Yetiştirilmiş et, yetiştirilmiş yağ desteği ile artık gerçek et tadına sahip olabilir…

Araştırmacılar, ayarlanabilir oranda yağ molekülüne haiz işlenmiş yağ dokularının toplu üretimini başardıklarını ve potansiyel olarak laboratuvarda yetiştirilen etin sonunda gerçek et tadını yakalayabileceğini söylüyorlar. Laboratuvarda yetiştirilen yağ, naturel yağ ile benzer moleküler yapıya haiz ve büyük ölçekte üretilebilir olduğundan dolayı, şimdilerde laboratuvarda yetiştirilen et üretimi ile benzer işlemlerde kullanılma potansiyeline haiz olabilir.

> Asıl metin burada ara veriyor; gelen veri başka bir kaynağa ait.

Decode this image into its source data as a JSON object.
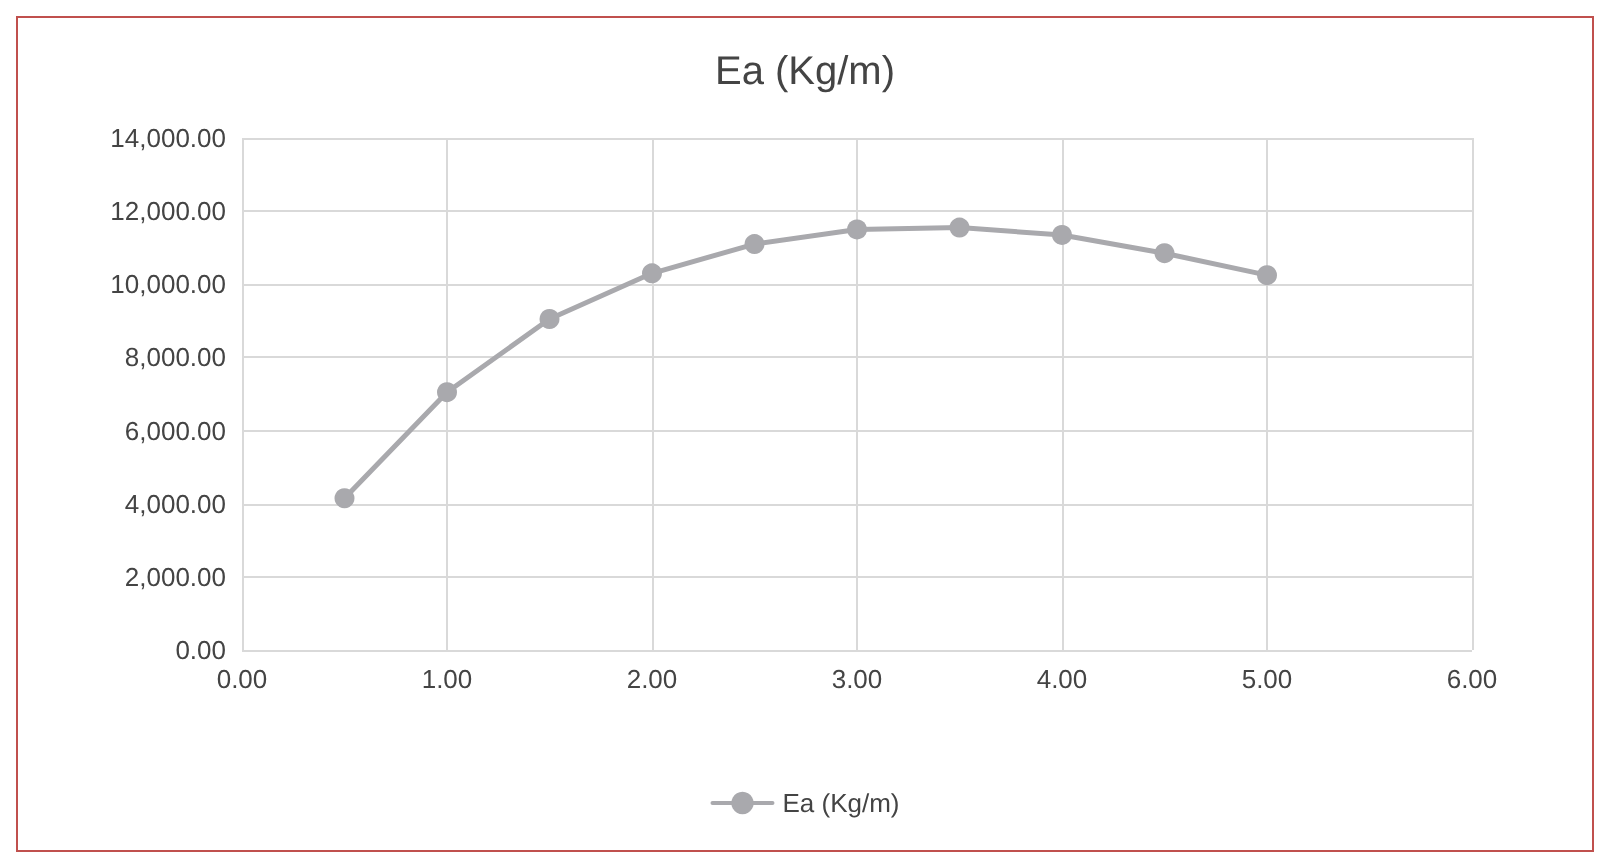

Bilim adamları, laboratuvarda yetiştirilen et üretiminde son derece başarı göstermiş oldular ve yeni firmalar, hayvandan türetilen seçeneklerle rekabet etmeyi umarak seri üretime çoktan başladı. Sadece, adale dokusu iyi bir halde üretilebilse de, leziz bir et elde yapmak eylemek için ihtiyaç duyulan yağ halen üretilmiyor. Etin lezzetinin büyük bir kısmı yağından gelmektedir ve Wagyu bifteği şeklinde pahalı et türlerinin en mühim özellikleri, haiz olduğu eleştiri yağ miktarıdır.
Bilim adamları bir süredir laboratuvarda yağ dokusu üretebiliyorlardı, sadece bunu büyük ölçekte yeniden yapmak eylemek, yetiştirilmiş et pazarına girmesinin önündeki en büyük engeldi. İnsanlarda ve hayvanlarda yağ dokusu geliştiğinde, bu dokuya oksijen ve gıda elde eden geniş bir damar ağı da gelişim gösterir. Bu ağın bir laboratuvarda kopyalanması basit olmadığından dolayı, içeride kalan hücrelerin ölmesinden kaçınmak için yalnız birkaç milimetre genişliğinde yağ dokusu üretilebiliyor.
Bu yüzden Massachusetts’teki araştırmacılar, tek bir büyük yağ hacmi yetiştirmek ve mesele yaşamayacaklarını ummak yerine, çalışmalarına yağ hücrelerini iki boyutlu bir katmanda yetiştirmekle başladılar ve hemen sonra yenilebilir ve halihazırda gıdalarda yaygın olarak kullanılan bir bağlayıcı kullanarak onları daha büyük üç boyutlu kütleler halinde bir araya getirdiler. Bir araya getirilen kütle, hayvan etinde görülen yağ türüne benziyordu.
Tufts Üniversitesi Hücresel Mimari Merkezi (TUCCA), Massachusetts’te yüksek lisans talebesi olan başyazar John Yuen Jr yapmış olduğu bir açıklamada “Gayemiz, toplu yağ yaratmak için nispeten kolay bir metot geliştirmekti. Yağ dokusu ağırlıklı olarak öteki birkaç yapısal bileşene haiz hücreler olduğundan, büyümeden sonrasında hücrelerin bir araya getirilmesinin naturel hayvansal yağın tat, beslenme ve doku profilini tekrardan oluşturmak için kafi olacağını düşündük” diyor ve devam ediyor: “Bu, yağı toplu olarak bir araya getirdiğimizde hücreleri diri tutmaya gerek olmadığı için yalnızca dokuyu besin amacıyla oluştururken işe yarar.”
Meydana getirilen deneyler, yeni yağ dokusunun naturel yağ ile benzemekte oranda basınca dayandığını (aynı zamanda benzemekte bir yumuşaklığa haiz bulunduğunu) ve bunun istenilen dokuya haiz olacak biçimde düzenlenebileceğini ortaya koydu. Laboratuvarda yetiştirilen sıçan yağının hücresel bileşimi, naturel sıçan yağına nazaran birazcık daha farklıydı, sadece yetiştirilen domuz yağı gerçeğine oldukça daha yakındı ve araştırmacılar, yetiştirilen yağları lipitlerle destekleyerek oldukça daha benzemekte hale getirebileceklerine inanıyorlar. En gerekli olarak, bu yağın gerçek yağ şeklinde tatlandırılabileceğine ve gerçek yağ hissine haiz olabileceğine inanılıyor.
Araştırmacılar, bundan böyle iklime ziyan veren ve etik açıdan sorgulanabilir toplu et pazarından uzaklaşma arayışında, yetiştirilen eti daha uygulanabilir hale ulaştırmak için tekniğin daha büyük bir ölçekte uygulanabileceğini umuyorlar.
Araştırma, Cell Biology Stem Cells and Regenative Medicine dergisinde gösterildi.